No. We have a scientific question, which is: can these oscillations be preserved in the geological record and be confounded with climatic cycles. We don't need to know the solutions to this system of equations if the answer to that question is no. It becomes a random set of equations at that point.

[HannoSpreeuw]

I see, "which have nothing to do with conditions in real life" makes it a redundant investigation.

[EmiliaJarochowska]

Sorry I should have made it clear after Wednesday but I was too flummoxed. At this point we just need to prepare the software for publication, I will send an email about it, but it's hard to write it in the middle of an intensive workshop. So it might take up to 2 more days.

[HannoSpreeuw]

For what it's worth, implicit solvers give flat solutions, no osillations.

End of investigation.

[EmiliaJarochowska]

Thanks. We will report it in the paper. And maybe we even need to document/include runs as well. So it is an important piece of information.

[HannoSpreeuw]

Use_solve_ivp_without_py-pde_wrapper has been rebased on main thus offering the same modularity as per commit 366b523.

main and Use_solve_ivp_without_py-pde_wrapper have their own unique features, which cannot be merged, so we will retain them in the upcoming release.

[HannoSpreeuw]

With hindsight, I would like to reconsider....

Given the features of the Use_solve_ivp_without_py-pde_wrapper branch:

• Faster integrations than main branch.
• Allows for all features of solve_ivp, such as a Jacobian sparsity matrix
• Event tracking has been implemented, for a number of fields and derived quantities, i.e. the times of sign changes are recorded.
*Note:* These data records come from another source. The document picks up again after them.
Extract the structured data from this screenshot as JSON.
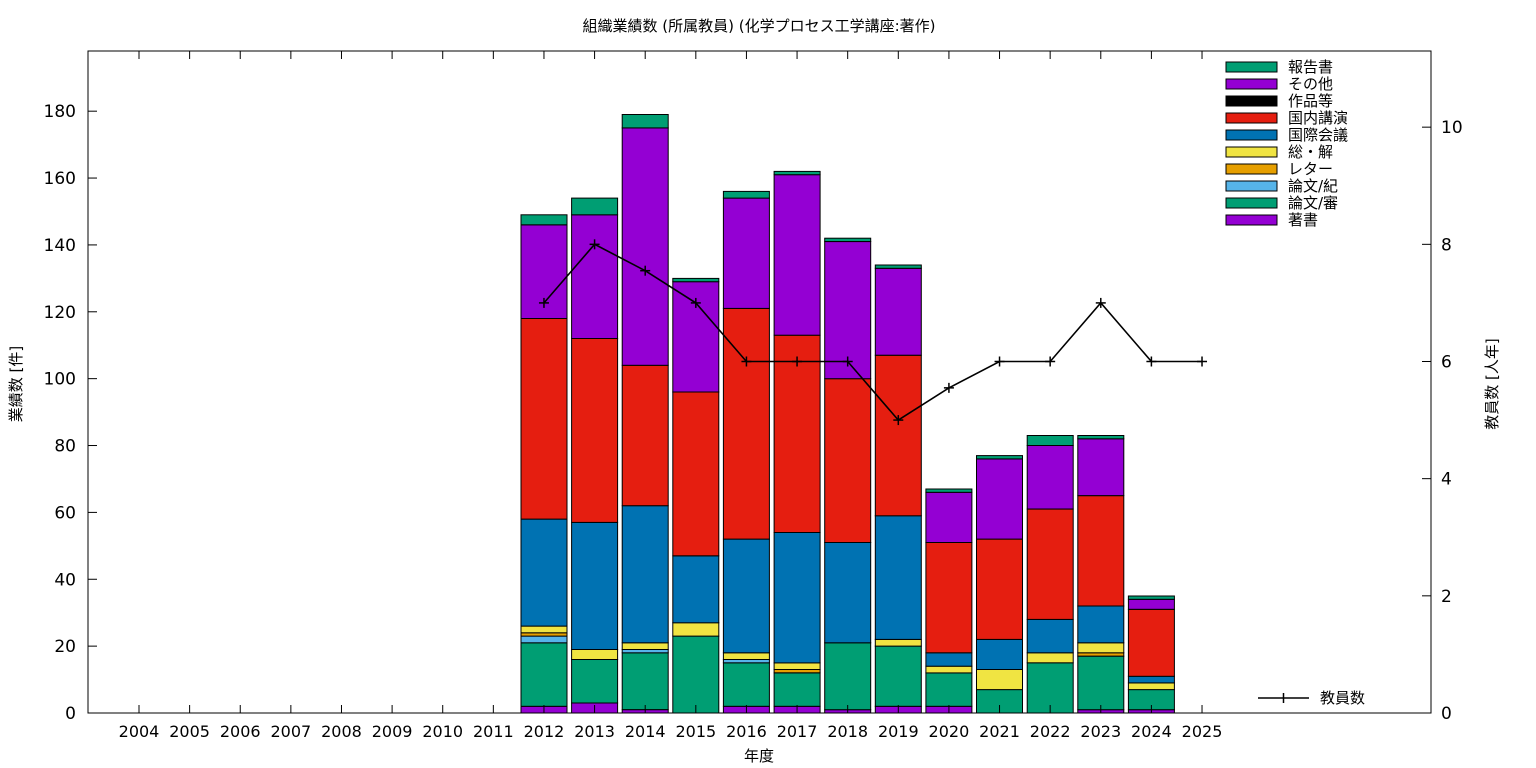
{
  "chart_data": {
    "type": "bar",
    "stacked": true,
    "title": "組織業績数 (所属教員) (化学プロセス工学講座:著作)",
    "xlabel": "年度",
    "ylabel": "業績数 [件]",
    "y2label": "教員数 [人年]",
    "categories": [
      "2004",
      "2005",
      "2006",
      "2007",
      "2008",
      "2009",
      "2010",
      "2011",
      "2012",
      "2013",
      "2014",
      "2015",
      "2016",
      "2017",
      "2018",
      "2019",
      "2020",
      "2021",
      "2022",
      "2023",
      "2024",
      "2025"
    ],
    "ylim": [
      0,
      198
    ],
    "y2lim": [
      0,
      11.3
    ],
    "yticks": [
      0,
      20,
      40,
      60,
      80,
      100,
      120,
      140,
      160,
      180
    ],
    "y2ticks": [
      0,
      2,
      4,
      6,
      8,
      10
    ],
    "grid": false,
    "legend_position": "top-right",
    "series": [
      {
        "name": "著書",
        "color": "#9400d3",
        "values": [
          0,
          0,
          0,
          0,
          0,
          0,
          0,
          0,
          2,
          3,
          1,
          0,
          2,
          2,
          1,
          2,
          2,
          0,
          0,
          1,
          1,
          0
        ]
      },
      {
        "name": "論文/審",
        "color": "#009e73",
        "values": [
          0,
          0,
          0,
          0,
          0,
          0,
          0,
          0,
          19,
          13,
          17,
          23,
          13,
          10,
          20,
          18,
          10,
          7,
          15,
          16,
          6,
          0
        ]
      },
      {
        "name": "論文/紀",
        "color": "#56b4e9",
        "values": [
          0,
          0,
          0,
          0,
          0,
          0,
          0,
          0,
          2,
          0,
          1,
          0,
          1,
          0,
          0,
          0,
          0,
          0,
          0,
          0,
          0,
          0
        ]
      },
      {
        "name": "レター",
        "color": "#e69f00",
        "values": [
          0,
          0,
          0,
          0,
          0,
          0,
          0,
          0,
          1,
          0,
          0,
          0,
          0,
          1,
          0,
          0,
          0,
          0,
          0,
          1,
          0,
          0
        ]
      },
      {
        "name": "総・解",
        "color": "#f0e442",
        "values": [
          0,
          0,
          0,
          0,
          0,
          0,
          0,
          0,
          2,
          3,
          2,
          4,
          2,
          2,
          0,
          2,
          2,
          6,
          3,
          3,
          2,
          0
        ]
      },
      {
        "name": "国際会議",
        "color": "#0072b2",
        "values": [
          0,
          0,
          0,
          0,
          0,
          0,
          0,
          0,
          32,
          38,
          41,
          20,
          34,
          39,
          30,
          37,
          4,
          9,
          10,
          11,
          2,
          0
        ]
      },
      {
        "name": "国内講演",
        "color": "#e51e10",
        "values": [
          0,
          0,
          0,
          0,
          0,
          0,
          0,
          0,
          60,
          55,
          42,
          49,
          69,
          59,
          49,
          48,
          33,
          30,
          33,
          33,
          20,
          0
        ]
      },
      {
        "name": "作品等",
        "color": "#000000",
        "values": [
          0,
          0,
          0,
          0,
          0,
          0,
          0,
          0,
          0,
          0,
          0,
          0,
          0,
          0,
          0,
          0,
          0,
          0,
          0,
          0,
          0,
          0
        ]
      },
      {
        "name": "その他",
        "color": "#9400d3",
        "values": [
          0,
          0,
          0,
          0,
          0,
          0,
          0,
          0,
          28,
          37,
          71,
          33,
          33,
          48,
          41,
          26,
          15,
          24,
          19,
          17,
          3,
          0
        ]
      },
      {
        "name": "報告書",
        "color": "#009e73",
        "values": [
          0,
          0,
          0,
          0,
          0,
          0,
          0,
          0,
          3,
          5,
          4,
          1,
          2,
          1,
          1,
          1,
          1,
          1,
          3,
          1,
          1,
          0
        ]
      }
    ],
    "line_series": {
      "name": "教員数",
      "color": "#000000",
      "values": [
        null,
        null,
        null,
        null,
        null,
        null,
        null,
        null,
        7,
        8,
        7.55,
        7,
        6,
        6,
        6,
        5,
        5.55,
        6,
        6,
        7,
        6,
        6
      ]
    }
  }
}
vs. the features of the main branch:

• Allows for live plotting
• Offers a number of py-pde specific solvers
• Tracking and storage classes provided

then I am in favour of merging Use_solve_ivp_without_py-pde_wrapper into main, since the main branch features listed here are not really important to us.

For me, the most important argument is that we can use all features of solve_ivp, which is not going to happen as long as it is wrapped, given this discussion.

I still appreciate the other classes that py-pde provides, i.e. the fields and grids classes, which allow for clean code. These are used throughout the Use_solve_ivp_without_py-pde_wrapper branch.